The talks with the Chinese were supposed to begin in the morning. Treasury Secretary Timothy F. Geithner and Federal Reserve Chairman Ben S. Bernanke, together with their staffs, were also in town. And the Chen crisis had taken a bizarre turn.
On Thursday morning, Clinton’s motorcade reached Diaoyutai, a historic, picturesque compound picked to be the site of the economic and security talks. Located in the western suburbs of Beijing, Diaoyutai was once a vacation spot for emperors. In the 1960s Communist leaders Mao Zedong and Zhou Enlai held meetings there. It’s where President Richard M. Nixon stayed when he came to China for his groundbreaking 1972 meeting with Mao.
No one at the meeting spoke Chen’s name. But there were tense, passing references during the opening remarks.
“I wish to point out in particular that a fundamental way to manage state to state relations is…to respect each other’s sovereignty …and choice of social system,” said State Councilor Dai Bingguo, with Clinton and Geithner seated on the stage. “This is particularly important to the relationship between major countries…No one should expect the Chinese to leave their own path.”
Scheduled events proceeded, as if no one had heard of Chen. Small groups of Chinese and American officials met on trade, national security and science. Clinton toured an exhibit displaying hundreds of different cookstoves manufactured by the Chinese. A ceremony a half hour later celebrated green tech partnerships between cities like Portland, Oregon and Kunming, in southwest China.
Just before 6 p.m., U.S. Ambassador to China Gary Locke darted out of a dialogue meeting to explain the Americans’ version of Chen’s situation as it became clearer that the United States would have to return to negotiating with the Chinese over the activist’s fate.
But time was running out. Clinton was due to leave Beijing for Dhaka, the capital of Bangladesh mid-day Saturday.
The public silence on Chen continued. On Friday, Clinton attended more events, smiling as children sang and eating lunch at the National Museum. The closing remarks were due in the afternoon, followed by a live televised press conference at the JW Marriott Hotel.

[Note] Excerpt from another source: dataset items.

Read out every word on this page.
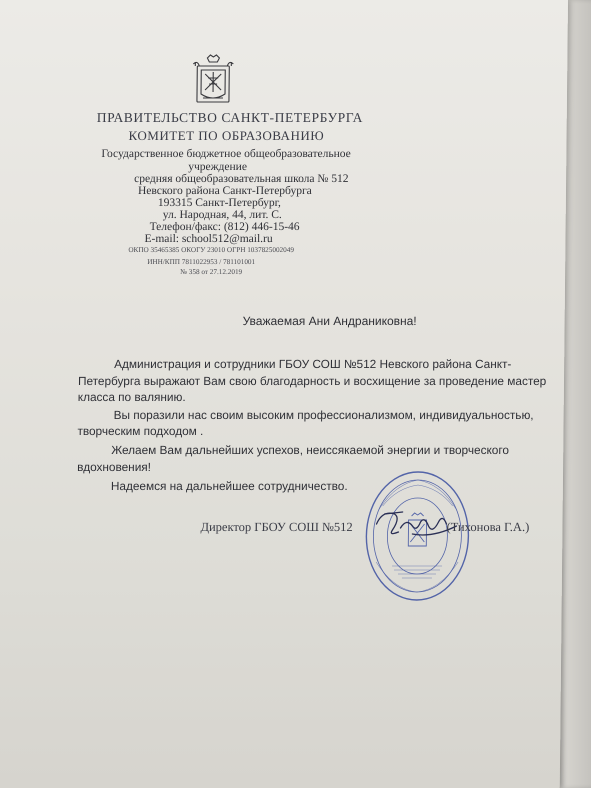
ПРАВИТЕЛЬСТВО САНКТ-ПЕТЕРБУРГА
КОМИТЕТ ПО ОБРАЗОВАНИЮ
Государственное бюджетное общеобразовательное
учреждение
средняя общеобразовательная школа № 512
Невского района Санкт-Петербурга
193315 Санкт-Петербург,
ул. Народная, 44, лит. С.
Телефон/факс: (812) 446-15-46
E-mail: school512@mail.ru
ОКПО 35465385 ОКОГУ 23010 ОГРН 1037825002049
ИНН/КПП 7811022953 / 781101001
№ 358 от 27.12.2019
Уважаемая Ани Андраниковна!
Администрация и сотрудники ГБОУ СОШ №512 Невского района Санкт-
Петербурга выражают Вам свою благодарность и восхищение за проведение мастер
класса по валянию.
Вы поразили нас своим высоким профессионализмом, индивидуальностью,
творческим подходом .
Желаем Вам дальнейших успехов, неиссякаемой энергии и творческого
вдохновения!
Надеемся на дальнейшее сотрудничество.
Директор ГБОУ СОШ №512	(Тихонова Г.А.)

As the motorcade raced from Diaoyutai to the hotel, it whizzed by more than a century of modern Chinese history – Tiananmen Square, the site of the 1989 massacre on the right, and the Forbidden City, home to generations of emperors until 1911. Closer to the hotel was ample evidence of Deng Xiaoping’s efforts to open the country’s economy: gleaming luxury stores in a mall that looks like a playground for the elite called Xin Guang Tian Di, or “new bright world.”
At the press conference, Clinton said that “progress” had been made on Chen, but didn’t clarify. Later, in a statement, the United States revealed the deal it had made with the Chinese government. Chen Guangcheng would apply for a passport through the Chinese, who would process it quickly, and the United States would help him and his family get visas so he could become a fellow at an American University.

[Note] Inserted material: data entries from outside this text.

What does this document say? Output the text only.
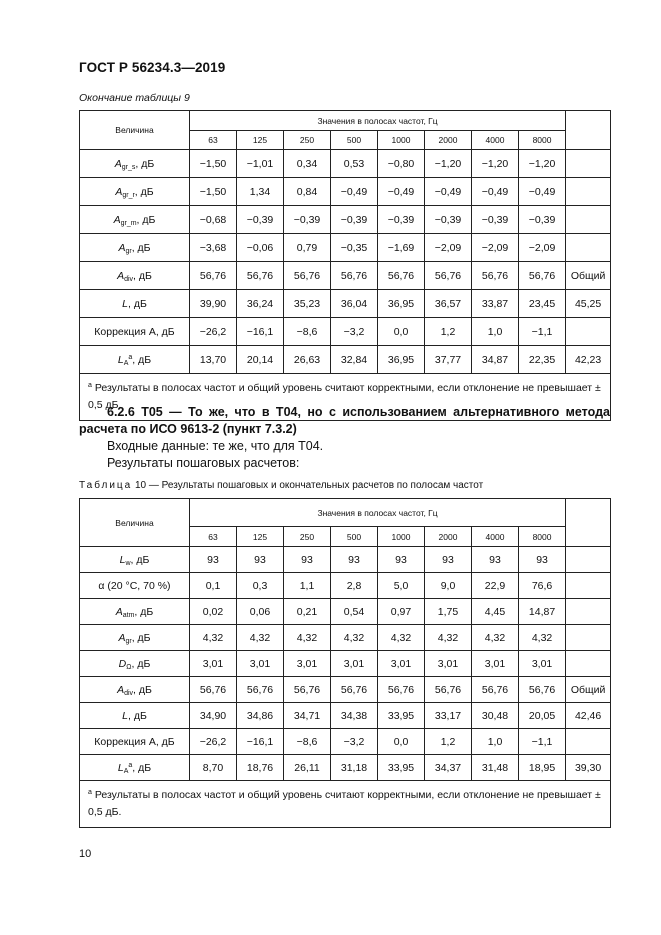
ГОСТ Р 56234.3—2019
Окончание таблицы 9
Величина	Значения в полосах частот, Гц								
	63	125	250	500	1000	2000	4000	8000	
$A_{gr\_s}$, дБ	−1,50	−1,01	0,34	0,53	−0,80	−1,20	−1,20	−1,20	
$A_{gr\_r}$, дБ	−1,50	1,34	0,84	−0,49	−0,49	−0,49	−0,49	−0,49	
$A_{gr\_m}$, дБ	−0,68	−0,39	−0,39	−0,39	−0,39	−0,39	−0,39	−0,39	
$A_{gr}$, дБ	−3,68	−0,06	0,79	−0,35	−1,69	−2,09	−2,09	−2,09	
$A_{div}$, дБ	56,76	56,76	56,76	56,76	56,76	56,76	56,76	56,76	Общий
L, дБ	39,90	36,24	35,23	36,04	36,95	36,57	33,87	23,45	45,25
Коррекция А, дБ	−26,2	−16,1	−8,6	−3,2	0,0	1,2	1,0	−1,1	
$L_A^a$, дБ	13,70	20,14	26,63	32,84	36,95	37,77	34,87	22,35	42,23
$^a$ Результаты в полосах частот и общий уровень считают корректными, если отклонение не превышает ± 0,5 дБ.									
6.2.6 Т05 — То же, что в Т04, но с использованием альтернативного метода расчета по ИСО 9613-2 (пункт 7.3.2)
Входные данные: те же, что для Т04.
Результаты пошаговых расчетов:
Таблица 10 — Результаты пошаговых и окончательных расчетов по полосам частот
Величина	Значения в полосах частот, Гц								
	63	125	250	500	1000	2000	4000	8000	
$L_w$, дБ	93	93	93	93	93	93	93	93	
α (20 °С, 70 %)	0,1	0,3	1,1	2,8	5,0	9,0	22,9	76,6	
$A_{atm}$, дБ	0,02	0,06	0,21	0,54	0,97	1,75	4,45	14,87	
$A_{gr}$, дБ	4,32	4,32	4,32	4,32	4,32	4,32	4,32	4,32	
$D_\Omega$, дБ	3,01	3,01	3,01	3,01	3,01	3,01	3,01	3,01	
$A_{div}$, дБ	56,76	56,76	56,76	56,76	56,76	56,76	56,76	56,76	Общий
L, дБ	34,90	34,86	34,71	34,38	33,95	33,17	30,48	20,05	42,46
Коррекция А, дБ	−26,2	−16,1	−8,6	−3,2	0,0	1,2	1,0	−1,1	
$L_A^a$, дБ	8,70	18,76	26,11	31,18	33,95	34,37	31,48	18,95	39,30
$^a$ Результаты в полосах частот и общий уровень считают корректными, если отклонение не превышает ± 0,5 дБ.									
10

Within 24 hours, Clinton landed in Dhaka, a place nothing like Xin Guang Tian Di in Beijing. Nearly half the population of Bangladesh lives on less than a dollar a day.
Standing at a lectern next to Bangladesh’s minister of foreign affairs that evening, a relieved-looking Clinton referred to her last visit to the country 17 years earlier. “We want to see Bangladesh succeed,” she said, her voice rising. “You know, this is personal for me.”
By the time she reached India on Saturday, Clinton was basking in the local attention. At a town hall in Kolkata on Sunday, the moderator, a TV personality in India named Barkha Dutt, kept pressing her to run for president in 2016. Students clapped and cheered. “Oh dear, she’s gonna get me in so much trouble,” Clinton said, laughing.
Beijing—and Chen—were far, far away.